オオ、ジュニア!

~ありふれた少女の非凡な一日~

世界の終わり

昨晩パンを焼いてみたら、思いの外簡単に作る事が出来て驚いてる。
いやしかし……ううむ、何と言うのかな。ほとんどイースト菌先生の御力といっても過言ではない気がする。
……うむ!やはり思い返してみるとほとんど放置していただけじゃないか!
これは料理なのか!?これでいいのか!?パンよ!!
 
 
お菓子を作ったり自炊するだけで「女子力が高い」なんて称される事がある。
お菓子を女性にあげたりすると「食べ物で釣っている」なんて目で見られる事もある。
そんな事がある度に「なんとも頭の悪い発想だな」なんて思う。
こんなのは生活力・家事能力であって、慣れさえすれば誰でも極当たり前に出来る事のはずだ。これは専業主婦なんて人が当たり前にいることからも自明であろう。
そんな当たり前に出来る行為だと知らないから、このような発想に陥ってしまうのだ。
そもそも男性に対して「女子力が高い」と"褒める"のは可笑しいとは思わないのだろうか。
 
結局のところ僕は何を求めてお菓子作ったり珈琲淹れたりしているのだろうか。
「レシピの手順の通り調理したら本当に目的とする料理が出来上がるのだろうか」という疑問に対して、実際に実験して確かめたいだけなのだ。

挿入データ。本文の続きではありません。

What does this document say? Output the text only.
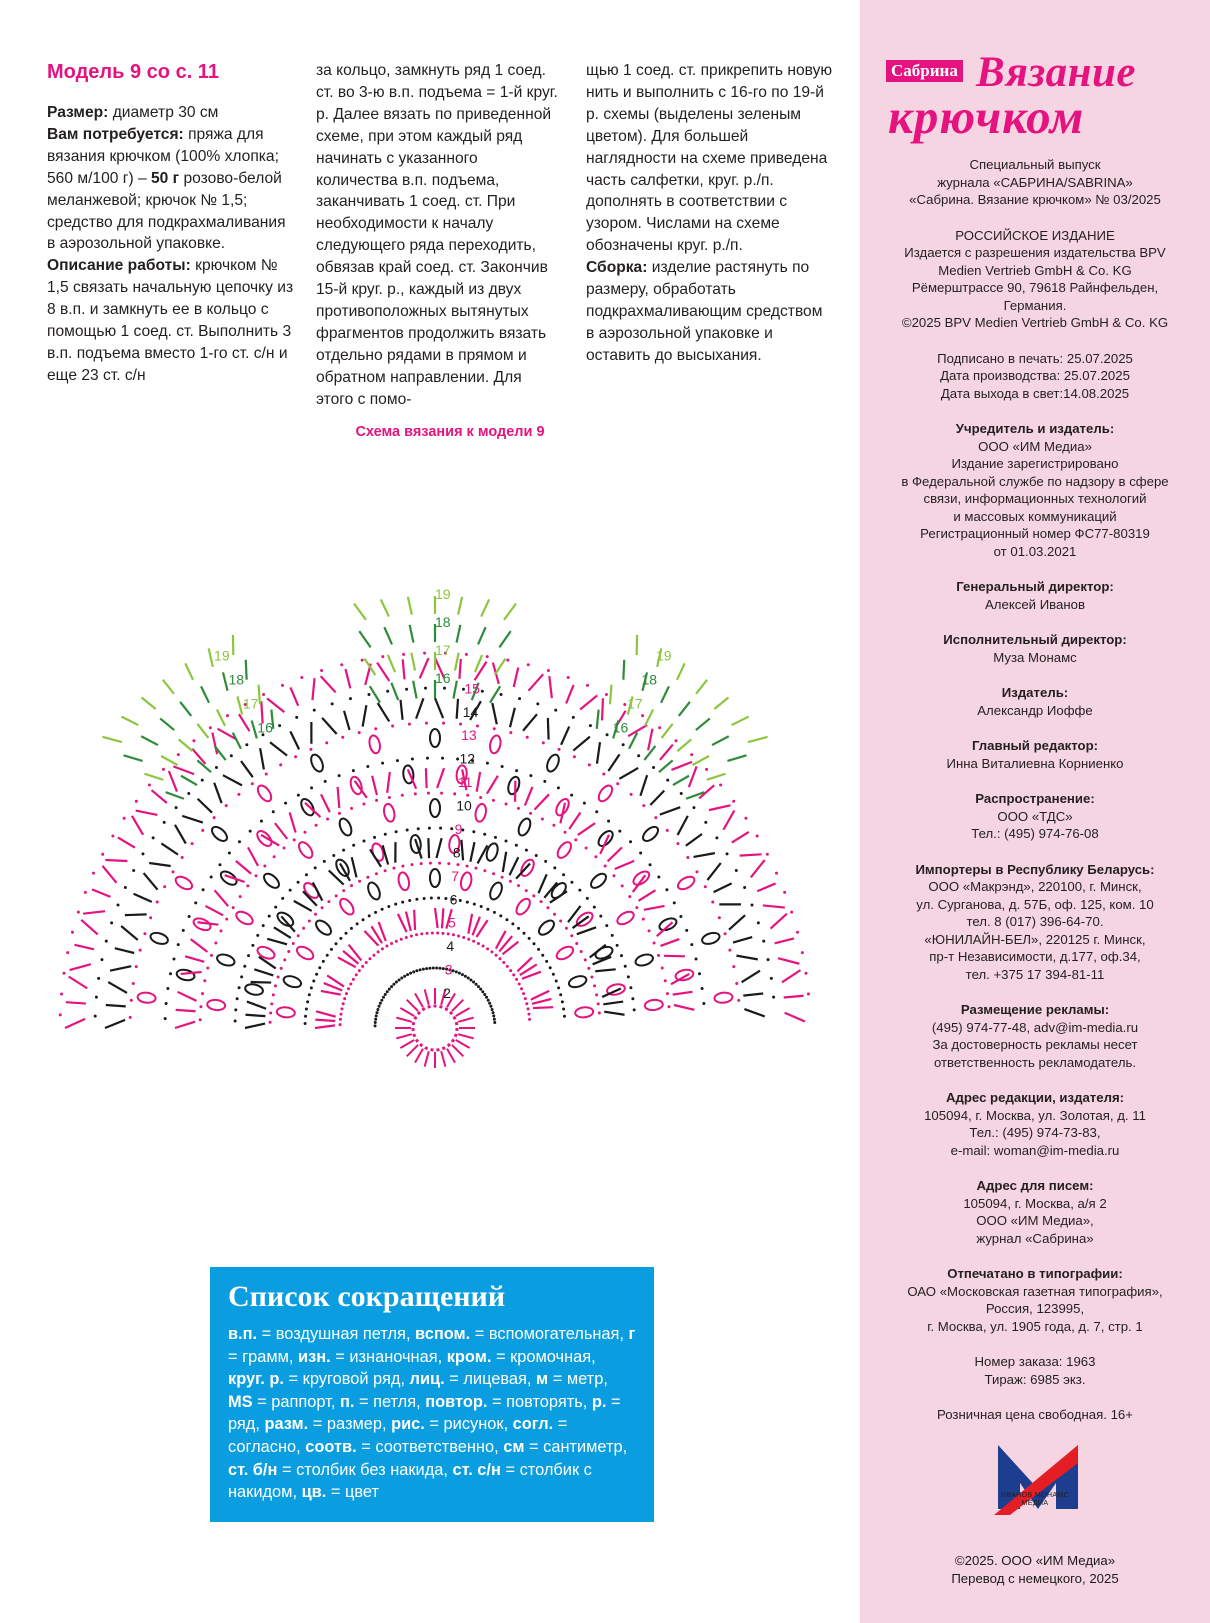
Модель 9 со с. 11

Размер: диаметр 30 см

Вам потребуется: пряжа для вязания крючком (100% хлопка; 560 м/100 г) – 50 г розово-белой меланжевой; крючок № 1,5; средство для подкрахмаливания в аэрозольной упаковке.

Описание работы: крючком № 1,5 связать начальную цепочку из 8 в.п. и замкнуть ее в кольцо с помощью 1 соед. ст. Выполнить 3 в.п. подъема вместо 1-го ст. с/н и еще 23 ст. с/н

за кольцо, замкнуть ряд 1 соед. ст. во 3-ю в.п. подъема = 1-й круг. р. Далее вязать по приведенной схеме, при этом каждый ряд начинать с указанного количества в.п. подъема, заканчивать 1 соед. ст. При необходимости к началу следующего ряда переходить, обвязав край соед. ст. Закончив 15-й круг. р., каждый из двух противоположных вытянутых фрагментов продолжить вязать отдельно рядами в прямом и обратном направлении. Для этого с помо-

щью 1 соед. ст. прикрепить новую нить и выполнить с 16-го по 19-й р. схемы (выделены зеленым цветом). Для большей наглядности на схеме приведена часть салфетки, круг. р./п. дополнять в соответствии с узором. Числами на схеме обозначены круг. р./п.

Сборка: изделие растянуть по размеру, обработать подкрахмаливающим средством в аэрозольной упаковке и оставить до высыхания.

Схема вязания к модели 9
2
3
4
5
6
7
8
9
10
11
12
13
14
15
16
16
16
17
17
17
18
18
18
19
19
19
Список сокращений
в.п. = воздушная петля, вспом. = вспомогательная, г = грамм, изн. = изнаночная, кром. = кромочная, круг. р. = круговой ряд, лиц. = лицевая, м = метр, MS = раппорт, п. = петля, повтор. = повторять, р. = ряд, разм. = размер, рис. = рисунок, согл. = согласно, соотв. = соответственно, см = сантиметр, ст. б/н = столбик без накида, ст. с/н = столбик с накидом, цв. = цвет
Сабрина Вязание
крючком
Специальный выпуск
журнала «САБРИНА/SABRINA»
«Сабрина. Вязание крючком» № 03/2025
РОССИЙСКОЕ ИЗДАНИЕ
Издается с разрешения издательства BPV
Medien Vertrieb GmbH & Co. KG
Рёмерштрассе 90, 79618 Райнфельден,
Германия.
©2025 BPV Medien Vertrieb GmbH & Co. KG
Подписано в печать: 25.07.2025
Дата производства: 25.07.2025
Дата выхода в свет:14.08.2025
Учредитель и издатель:
ООО «ИМ Медиа»
Издание зарегистрировано
в Федеральной службе по надзору в сфере
связи, информационных технологий
и массовых коммуникаций
Регистрационный номер ФС77-80319
от 01.03.2021
Генеральный директор:
Алексей Иванов
Исполнительный директор:
Муза Монамс
Издатель:
Александр Иоффе
Главный редактор:
Инна Виталиевна Корниенко
Распространение:
ООО «ТДС»
Тел.: (495) 974-76-08
Импортеры в Республику Беларусь:
ООО «Макрэнд», 220100, г. Минск,
ул. Сурганова, д. 57Б, оф. 125, ком. 10
тел. 8 (017) 396-64-70.
«ЮНИЛАЙН-БЕЛ», 220125 г. Минск,
пр-т Независимости, д.177, оф.34,
тел. +375 17 394-81-11
Размещение рекламы:
(495) 974-77-48, adv@im-media.ru
За достоверность рекламы несет
ответственность рекламодатель.
Адрес редакции, издателя:
105094, г. Москва, ул. Золотая, д. 11
Тел.: (495) 974-73-83,
e-mail: woman@im-media.ru
Адрес для писем:
105094, г. Москва, а/я 2
ООО «ИМ Медиа»,
журнал «Сабрина»
Отпечатано в типографии:
ОАО «Московская газетная типография»,
Россия, 123995,
г. Москва, ул. 1905 года, д. 7, стр. 1
Номер заказа: 1963
Тираж: 6985 экз.
Розничная цена свободная. 16+
ИВАНОВ МОНАМС
МЕДИА
©2025. ООО «ИМ Медиа»
Перевод с немецкого, 2025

美味しいと感じたモノがどうやって作られているのか興味があるだけなのだ。
だから自分が求める結果を得られるまでトライアル・アンド・エラーを繰り返す。
それは真新しい実験などではなく一度誰かが通った道をなぞっているだけなので、全然称賛に値するモノなどではない。
 
僕は誉れ高き女子力が高い人ではない。
ただの"りかけいのおとこ"なのである。
 
しかも厄介なのが実験する事自体が目的となっているので、作ったモノを消費する事に対してはとんと無頓着な点である。

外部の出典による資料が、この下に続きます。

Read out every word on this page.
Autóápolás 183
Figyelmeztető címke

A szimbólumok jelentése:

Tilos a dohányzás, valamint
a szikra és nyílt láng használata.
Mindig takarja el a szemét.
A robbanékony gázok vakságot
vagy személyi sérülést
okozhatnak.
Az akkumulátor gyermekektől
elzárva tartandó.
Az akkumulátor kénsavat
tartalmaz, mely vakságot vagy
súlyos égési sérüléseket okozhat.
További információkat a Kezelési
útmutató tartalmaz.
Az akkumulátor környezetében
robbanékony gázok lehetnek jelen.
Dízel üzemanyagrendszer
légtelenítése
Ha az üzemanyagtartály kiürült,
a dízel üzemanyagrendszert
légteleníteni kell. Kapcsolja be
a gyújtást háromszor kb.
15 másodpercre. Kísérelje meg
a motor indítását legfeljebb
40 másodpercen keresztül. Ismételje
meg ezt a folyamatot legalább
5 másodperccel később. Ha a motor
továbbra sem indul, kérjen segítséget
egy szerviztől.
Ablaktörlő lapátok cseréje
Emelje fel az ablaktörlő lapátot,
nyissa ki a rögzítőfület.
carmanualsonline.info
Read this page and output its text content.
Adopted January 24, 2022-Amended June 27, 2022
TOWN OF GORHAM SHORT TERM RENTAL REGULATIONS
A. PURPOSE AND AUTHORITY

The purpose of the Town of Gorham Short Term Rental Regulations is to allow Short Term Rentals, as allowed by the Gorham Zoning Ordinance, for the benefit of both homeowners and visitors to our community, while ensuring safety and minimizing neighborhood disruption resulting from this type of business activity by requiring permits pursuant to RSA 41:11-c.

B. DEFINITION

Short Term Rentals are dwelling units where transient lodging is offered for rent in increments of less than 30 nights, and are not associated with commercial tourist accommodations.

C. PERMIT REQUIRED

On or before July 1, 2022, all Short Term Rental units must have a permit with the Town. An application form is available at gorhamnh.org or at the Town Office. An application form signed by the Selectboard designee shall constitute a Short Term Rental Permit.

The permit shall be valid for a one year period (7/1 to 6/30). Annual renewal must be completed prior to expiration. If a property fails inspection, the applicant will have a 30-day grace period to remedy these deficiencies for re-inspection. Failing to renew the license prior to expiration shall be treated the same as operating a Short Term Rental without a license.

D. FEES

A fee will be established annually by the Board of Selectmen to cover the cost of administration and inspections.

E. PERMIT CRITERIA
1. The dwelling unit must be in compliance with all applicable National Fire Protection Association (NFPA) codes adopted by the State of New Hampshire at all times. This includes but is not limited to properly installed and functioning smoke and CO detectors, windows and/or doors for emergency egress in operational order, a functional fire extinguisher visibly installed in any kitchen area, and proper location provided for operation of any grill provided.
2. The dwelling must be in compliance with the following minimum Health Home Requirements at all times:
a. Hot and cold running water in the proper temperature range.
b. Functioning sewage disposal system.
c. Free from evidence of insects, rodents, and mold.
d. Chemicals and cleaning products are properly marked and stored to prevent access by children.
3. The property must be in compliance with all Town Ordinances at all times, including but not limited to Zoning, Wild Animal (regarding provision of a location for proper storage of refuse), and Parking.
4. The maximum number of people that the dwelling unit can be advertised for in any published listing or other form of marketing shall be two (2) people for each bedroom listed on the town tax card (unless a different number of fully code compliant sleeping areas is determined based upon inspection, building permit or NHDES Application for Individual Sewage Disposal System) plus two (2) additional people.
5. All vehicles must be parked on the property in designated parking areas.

"誰かに食べて頂く"という料理にあるべき前提が無いのである。
料理が出来上がってから処分に頭を悩ませる事が多々あり、大体いつも知り合いを餌付けしている。
そこで辛辣な指摘を頂けるならばフィードバック出来るのだが「美味しい」などという月並みな言葉しか聞くことがない。
もっと自分の舌に正直に言ってくれた方が嬉しいのだが……。
嗚呼、敗北を知りたい。
 
「汝の人格ならびに他のすべての人の人格における人間性を常に同時に目的として使用し、けっして手段としないように行為せよ」
かの有名な哲学者イマヌエル・カントの言葉である。
僕はこの言葉が大好きだ。そう思うと同時にとてもむつかしいとも感じる。
願わくば僕の人間性が誰かの目的となって使用されている事を願う。
 
 
追伸。
ぶっちゃけ僕はあまりパンが好きではない。